The legislative history of the Act of September 2, 1958, indicates that Congress intended Section 1292(b) to be used sparingly, and that District Judges should exercise independent judgment in each case and not act routinely. It seems to be the generally accepted view that the provisions of Section 1292(b) of the Interlocutory Appeals Act were intended for use by the Judges rather than as a resort for litigants. It, in effect, requires the District Judge to certify to the Court of Appeals as a matter of his independent judgment that the Interlocutory Order which is thereby rendered appealable involves a controlling question of law and that an immediate appeal will advance the termination of the litigation.
In this case the one defendant Electric Sales & Supply Co., Inc. is a South Carolina corporation having its principal place of business within this district and has made sales within this district of merchandise alleged to be an infringement of the patent in suit. These facts are not disputed by any of the parties and it is clear that the plaintiff is entitled to his day in court against such defendant. Even if such defendant were to confess both the validity of the patent in suit and infringement thereof, the plaintiff still would be entitled, under such circumstances, to an accounting on the issue of damages. Consequently, it is doubtful that an immediate appeal from the Interlocutory Order of October 8, 1960, would materially advance the termination of this litigation. The possibility of advancing the termination of the litigation by allowing an appeal in the present instance is not sufficiently clear that I feel justified in certifying it to the Court of Appeals.

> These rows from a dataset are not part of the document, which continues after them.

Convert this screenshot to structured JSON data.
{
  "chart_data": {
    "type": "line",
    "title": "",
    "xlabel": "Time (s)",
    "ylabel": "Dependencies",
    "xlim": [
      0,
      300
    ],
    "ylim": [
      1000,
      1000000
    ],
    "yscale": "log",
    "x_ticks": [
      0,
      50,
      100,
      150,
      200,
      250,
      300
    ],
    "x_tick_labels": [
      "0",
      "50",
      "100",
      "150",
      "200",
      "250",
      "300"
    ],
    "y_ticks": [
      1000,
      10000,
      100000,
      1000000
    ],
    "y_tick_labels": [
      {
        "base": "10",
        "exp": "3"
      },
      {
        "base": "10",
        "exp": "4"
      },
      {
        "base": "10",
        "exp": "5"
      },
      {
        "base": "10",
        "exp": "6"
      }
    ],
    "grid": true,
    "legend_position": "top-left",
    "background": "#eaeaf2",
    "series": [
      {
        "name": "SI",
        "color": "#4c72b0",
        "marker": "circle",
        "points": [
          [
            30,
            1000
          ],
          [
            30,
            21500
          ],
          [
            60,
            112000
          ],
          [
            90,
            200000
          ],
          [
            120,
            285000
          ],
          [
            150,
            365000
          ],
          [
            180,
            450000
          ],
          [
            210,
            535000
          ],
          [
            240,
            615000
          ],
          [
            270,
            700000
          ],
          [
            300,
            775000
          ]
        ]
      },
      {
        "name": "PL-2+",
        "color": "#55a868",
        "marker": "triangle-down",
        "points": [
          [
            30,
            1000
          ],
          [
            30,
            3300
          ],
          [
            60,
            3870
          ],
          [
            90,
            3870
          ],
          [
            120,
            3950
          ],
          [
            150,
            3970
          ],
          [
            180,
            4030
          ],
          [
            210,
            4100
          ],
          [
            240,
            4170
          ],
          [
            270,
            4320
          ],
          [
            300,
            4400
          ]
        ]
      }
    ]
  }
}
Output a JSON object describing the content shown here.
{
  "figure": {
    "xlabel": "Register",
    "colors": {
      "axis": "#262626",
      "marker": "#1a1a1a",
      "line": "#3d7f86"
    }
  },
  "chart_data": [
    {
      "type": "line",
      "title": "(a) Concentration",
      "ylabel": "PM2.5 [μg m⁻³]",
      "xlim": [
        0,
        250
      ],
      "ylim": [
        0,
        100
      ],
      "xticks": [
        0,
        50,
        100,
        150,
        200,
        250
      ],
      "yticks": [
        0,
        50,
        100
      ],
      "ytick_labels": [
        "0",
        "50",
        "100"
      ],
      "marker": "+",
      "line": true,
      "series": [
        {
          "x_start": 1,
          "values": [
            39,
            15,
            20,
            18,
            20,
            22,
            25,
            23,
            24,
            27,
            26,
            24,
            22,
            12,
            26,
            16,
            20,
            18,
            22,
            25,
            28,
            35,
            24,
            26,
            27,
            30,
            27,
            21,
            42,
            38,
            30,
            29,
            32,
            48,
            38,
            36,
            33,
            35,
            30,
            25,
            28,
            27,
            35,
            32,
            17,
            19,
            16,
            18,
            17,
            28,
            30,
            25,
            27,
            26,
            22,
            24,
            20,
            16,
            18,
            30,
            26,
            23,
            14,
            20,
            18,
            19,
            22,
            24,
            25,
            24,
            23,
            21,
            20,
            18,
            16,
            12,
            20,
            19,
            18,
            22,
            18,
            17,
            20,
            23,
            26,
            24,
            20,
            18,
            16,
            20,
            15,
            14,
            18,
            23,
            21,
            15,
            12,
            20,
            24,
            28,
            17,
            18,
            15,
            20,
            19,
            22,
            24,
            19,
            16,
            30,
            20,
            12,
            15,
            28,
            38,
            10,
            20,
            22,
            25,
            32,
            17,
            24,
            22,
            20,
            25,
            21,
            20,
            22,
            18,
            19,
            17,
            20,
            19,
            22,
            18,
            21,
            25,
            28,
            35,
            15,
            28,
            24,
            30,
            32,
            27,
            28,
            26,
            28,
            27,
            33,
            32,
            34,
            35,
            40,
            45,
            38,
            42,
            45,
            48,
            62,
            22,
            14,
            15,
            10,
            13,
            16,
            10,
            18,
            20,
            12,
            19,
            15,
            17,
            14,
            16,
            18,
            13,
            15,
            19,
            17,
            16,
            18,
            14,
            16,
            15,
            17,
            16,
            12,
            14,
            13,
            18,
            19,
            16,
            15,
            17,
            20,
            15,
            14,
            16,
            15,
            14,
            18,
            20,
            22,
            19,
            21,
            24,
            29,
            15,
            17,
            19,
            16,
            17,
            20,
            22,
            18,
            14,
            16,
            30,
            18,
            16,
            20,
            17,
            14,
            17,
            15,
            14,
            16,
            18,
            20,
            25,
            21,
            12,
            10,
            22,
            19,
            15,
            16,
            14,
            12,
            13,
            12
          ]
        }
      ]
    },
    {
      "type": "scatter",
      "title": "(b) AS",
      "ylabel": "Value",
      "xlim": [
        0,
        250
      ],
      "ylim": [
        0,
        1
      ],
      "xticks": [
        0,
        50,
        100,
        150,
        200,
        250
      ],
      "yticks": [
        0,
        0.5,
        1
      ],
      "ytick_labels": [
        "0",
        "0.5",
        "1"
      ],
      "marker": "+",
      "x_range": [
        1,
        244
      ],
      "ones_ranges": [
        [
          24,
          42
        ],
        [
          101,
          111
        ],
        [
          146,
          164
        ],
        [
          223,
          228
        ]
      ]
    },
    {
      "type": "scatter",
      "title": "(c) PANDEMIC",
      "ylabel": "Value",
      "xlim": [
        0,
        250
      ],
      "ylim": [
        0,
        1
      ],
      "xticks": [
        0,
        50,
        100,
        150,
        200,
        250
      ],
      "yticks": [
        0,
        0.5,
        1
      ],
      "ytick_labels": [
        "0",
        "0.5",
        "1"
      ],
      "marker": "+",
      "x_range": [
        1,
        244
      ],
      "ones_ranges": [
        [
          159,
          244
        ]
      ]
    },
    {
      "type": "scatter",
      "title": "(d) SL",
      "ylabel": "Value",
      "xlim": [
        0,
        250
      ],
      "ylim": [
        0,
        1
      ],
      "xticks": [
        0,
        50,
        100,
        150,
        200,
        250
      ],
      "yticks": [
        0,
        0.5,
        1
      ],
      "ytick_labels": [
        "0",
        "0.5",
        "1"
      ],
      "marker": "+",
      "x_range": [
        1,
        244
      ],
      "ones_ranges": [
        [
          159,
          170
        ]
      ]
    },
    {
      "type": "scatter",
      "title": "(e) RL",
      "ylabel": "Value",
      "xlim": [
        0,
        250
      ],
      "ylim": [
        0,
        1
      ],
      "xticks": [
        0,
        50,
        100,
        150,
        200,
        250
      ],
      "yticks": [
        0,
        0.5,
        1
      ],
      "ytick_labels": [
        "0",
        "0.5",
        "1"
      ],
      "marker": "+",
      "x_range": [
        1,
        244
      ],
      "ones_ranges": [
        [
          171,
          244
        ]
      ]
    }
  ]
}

Defendant’s motion to amend was filed more than ten days subsequent to the entry of the Interlocutory Order of October 8, 1960. The case of Milbert v. Bison Laboratories, Inc. and The Baltimore and Ohio Railroad Company, 3 Cir., 1958, 260 F.2d 431, involved a situation which was substantially identical with that presented by defendant’s motion in the case at bar. The court had entered an Interlocutory Order denying a motion to quash. Thirteen days after entry of the Order, the defendant moved to amend the Order so as to bring it within the terms of Section 1292(b) of the Interlocutory Appeals Act. In denying the motion to amend, the court held that the motion to amend had been filed out of time.
*724It is, therefore, Ordered, That the motion to. amend filed on behalf of defendant Holub Industries, Ine. be and the same is hereby denied, and that the defendant Holub Industries, Inc. shall have twenty (20) days from the date of this Order in which to file its answer to the complaint.